Aos poucos as pessoas foram acordando e dessa vez não havia sorrisos vazios.
Durak caiu no chão, respirando aliviado.
A barriga de Ethos voltou a roncar.
Durak sorriu de leve.
Quem são eles? O que querem? Quem era aquela pessoa estranha e porque os ajudou? Eram muitas as dúvidas que tinham. Mas isso podia esperar, o momento agora era de alívio.
Depois de algum tempo, Ethos acordou, mas sua mente ainda estava nebulosa.
Algumas pessoas choravam pelo trauma do que haviam passado. Outras sorriam verdadeiramente pela libertação.
Todos tinham lembranças de tudo que havia passado. De tudo que haviam dito e feito. De como concordaram com aquele lunático.
Doía.
Após algum tempo, depois de ajudarem os moradores a se acalmar e cuidar dos feridos, Durak e Ethos foram investigar o castelo.
Procuravam o martelo de Durak e as espadas de Ethos.
Nos fundos, encontraram um grande cofre. Lá estavam seus pertences e muita comida escondida.
— Aquele hipócrita comia muito bem — resmungou Durak.
Ethos concordou.
— O que faremos? Talvez essa comida dure algumas semanas, mas e depois? — perguntou.
— Eu tive uma ideia — Durak abriu um sorriso confiante.
Alguns dias se passaram.
A calmaria pairou após a tempestade.
A comida foi distribuída e, aos poucos, as pessoas foram se acalmando.
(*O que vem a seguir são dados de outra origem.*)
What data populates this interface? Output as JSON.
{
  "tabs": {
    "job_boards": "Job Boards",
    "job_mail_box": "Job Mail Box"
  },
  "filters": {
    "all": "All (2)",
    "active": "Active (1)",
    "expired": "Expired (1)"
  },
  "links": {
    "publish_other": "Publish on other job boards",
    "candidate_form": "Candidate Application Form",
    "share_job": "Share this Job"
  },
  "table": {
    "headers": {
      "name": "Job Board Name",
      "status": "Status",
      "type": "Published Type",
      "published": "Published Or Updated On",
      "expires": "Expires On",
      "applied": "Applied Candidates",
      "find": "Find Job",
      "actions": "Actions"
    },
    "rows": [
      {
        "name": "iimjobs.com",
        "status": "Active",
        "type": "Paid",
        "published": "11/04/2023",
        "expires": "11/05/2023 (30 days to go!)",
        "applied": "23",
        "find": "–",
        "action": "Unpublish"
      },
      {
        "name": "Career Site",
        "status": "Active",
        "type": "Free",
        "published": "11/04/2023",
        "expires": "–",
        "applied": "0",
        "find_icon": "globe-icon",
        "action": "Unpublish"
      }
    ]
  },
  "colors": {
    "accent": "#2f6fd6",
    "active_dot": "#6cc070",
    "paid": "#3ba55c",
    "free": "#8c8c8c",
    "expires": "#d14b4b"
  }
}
Ethos e Durak fizeram o que puderam para ajudar aquela cidade a começar a se reerguer. Mas já era hora de voltar à jornada.
Por enquanto a comida não era mais um problema. Graças aos contatos de Durak, mais comida chegaria em breve. Depois disso, o comércio e o plantio poderiam voltar ao normal, permitindo que a cidade se recuperasse.
Como despedida, o povo decidiu organizar uma grande festa. Queriam agradecer aos dois pela ajuda e comemorar a verdadeira liberdade.
Era um recomeço para uma cidade que havia perdido todas as esperanças.